Obat tidak memerlukan uji ekivalensi jika:

  1. Obat copy intravena sebagai larutan dalam air dengan zat aktif yang sama dalam kadar molar yang sama dengan obat komparator.
  2. Obat copy untuk penggunaan parenteral lain (selain intravena) sebagai larutan dalam air dan mengandung zat aktif yang sama dalam kadar molar yang sama dan eksipien yang sama atau mirip dalam kadar yang sebanding dengan obat komparator. Eksipien tertentu seperti buffer, pengawet dan antioksidan dapat berbeda asalkan tidak mempengaruhi keamanan dan/atau efikasi obat tersebut.
  3. Obat copy berupa larutan oral seperti sirup, eleksir, tingtur, atau bentuk larutan lain tetapi bukan suspensi yang mengandung zat aktif dalam kadar molar yang sama dengan obat komparator, dan eksipien yang digunakan tidak mempunyai efek terhadap saluran cerna sehingga tidak mempengaruhi absorbsi dan stabilitas zat aktif dalam saluran cerna.
  4. Obat copy berupa serbuk untuk dilarutkan dan larutannya memenuhi persyaratan nomor 1-3.
  5. Obat copy berupa gas
  6. Obat copy berupa sediaan tetes mata atau telinga sebagai larutan dalam air dan mengandung zat aktif yang sama dalam kadar molar yang sama dan eksipien yang praktis sama dalam kadar yang sebanding. Eksipien tertentu seperti buffer, pengawet dan antioksidan dapat berbeda asalkan tidak mempengaruhi keamanan dan/atau efikasi obat tersebut.
  7. Obat copy berupa sediaan topikal sebagai larutan dalam air dan mengandung zat aktif yang sama dalam kadar molar yang sama dan eksipien yang praktis sama dalam kadar yang sebanding.
  8. Obat copy berupa larutan untuk aerosol, berupa inhalasi nebulizer atau semprot hidung, yang digunakan dengan atau tanpa alat yang praktis sama, sebagai larutan dalam air dan mengandung zat aktif yang sama dalam kadar yang sama dan eksipien yang praktis sama dalam kadar yang sebanding.
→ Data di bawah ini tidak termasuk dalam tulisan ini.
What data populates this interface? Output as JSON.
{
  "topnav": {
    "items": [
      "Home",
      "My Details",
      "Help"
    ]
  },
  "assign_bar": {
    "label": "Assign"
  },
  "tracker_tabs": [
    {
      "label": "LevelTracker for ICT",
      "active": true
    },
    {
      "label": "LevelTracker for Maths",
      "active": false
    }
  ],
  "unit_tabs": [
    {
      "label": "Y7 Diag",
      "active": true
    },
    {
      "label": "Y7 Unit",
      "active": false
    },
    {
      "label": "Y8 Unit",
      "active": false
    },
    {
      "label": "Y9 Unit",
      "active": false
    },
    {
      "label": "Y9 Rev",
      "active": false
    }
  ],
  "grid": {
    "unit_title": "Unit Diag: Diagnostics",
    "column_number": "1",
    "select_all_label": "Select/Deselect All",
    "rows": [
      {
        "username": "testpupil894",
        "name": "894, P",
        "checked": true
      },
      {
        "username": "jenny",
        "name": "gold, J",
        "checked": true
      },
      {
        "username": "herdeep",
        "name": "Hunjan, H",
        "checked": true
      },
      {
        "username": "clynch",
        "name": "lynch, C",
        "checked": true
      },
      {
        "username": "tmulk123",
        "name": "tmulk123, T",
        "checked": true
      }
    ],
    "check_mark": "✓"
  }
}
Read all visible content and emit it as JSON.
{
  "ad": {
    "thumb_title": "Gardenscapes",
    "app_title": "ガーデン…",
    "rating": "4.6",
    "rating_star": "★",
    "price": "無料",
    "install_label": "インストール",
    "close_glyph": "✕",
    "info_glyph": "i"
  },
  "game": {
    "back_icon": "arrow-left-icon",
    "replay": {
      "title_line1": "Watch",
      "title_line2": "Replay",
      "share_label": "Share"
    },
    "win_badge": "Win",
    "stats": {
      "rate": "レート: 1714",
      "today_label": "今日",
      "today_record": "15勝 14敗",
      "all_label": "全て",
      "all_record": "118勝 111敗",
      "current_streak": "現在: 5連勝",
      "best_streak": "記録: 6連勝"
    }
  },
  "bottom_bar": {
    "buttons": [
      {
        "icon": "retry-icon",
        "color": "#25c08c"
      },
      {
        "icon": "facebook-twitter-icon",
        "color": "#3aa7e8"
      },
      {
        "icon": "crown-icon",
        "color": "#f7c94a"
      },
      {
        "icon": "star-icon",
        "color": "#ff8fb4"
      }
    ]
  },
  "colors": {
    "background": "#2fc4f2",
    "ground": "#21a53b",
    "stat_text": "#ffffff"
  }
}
Obat tersebut boleh memasukkan eksipien lain asalkan penggunaannya diperkirakan tidak akan mempengaruhi keamanan dan/atau efikasi obat tersebut.

Berikut tadi adalah sedikit ulasan mengenai uji bioekivalensi dan kriteria obat yang harus dilakukan uji bioekivalensi atau cukup dilakukan uji disolusi terbanding atau bahkan obat yang tidak memerlukan uji ekivalensi. Terima kasih telah membaca dan semoga bermanfaat.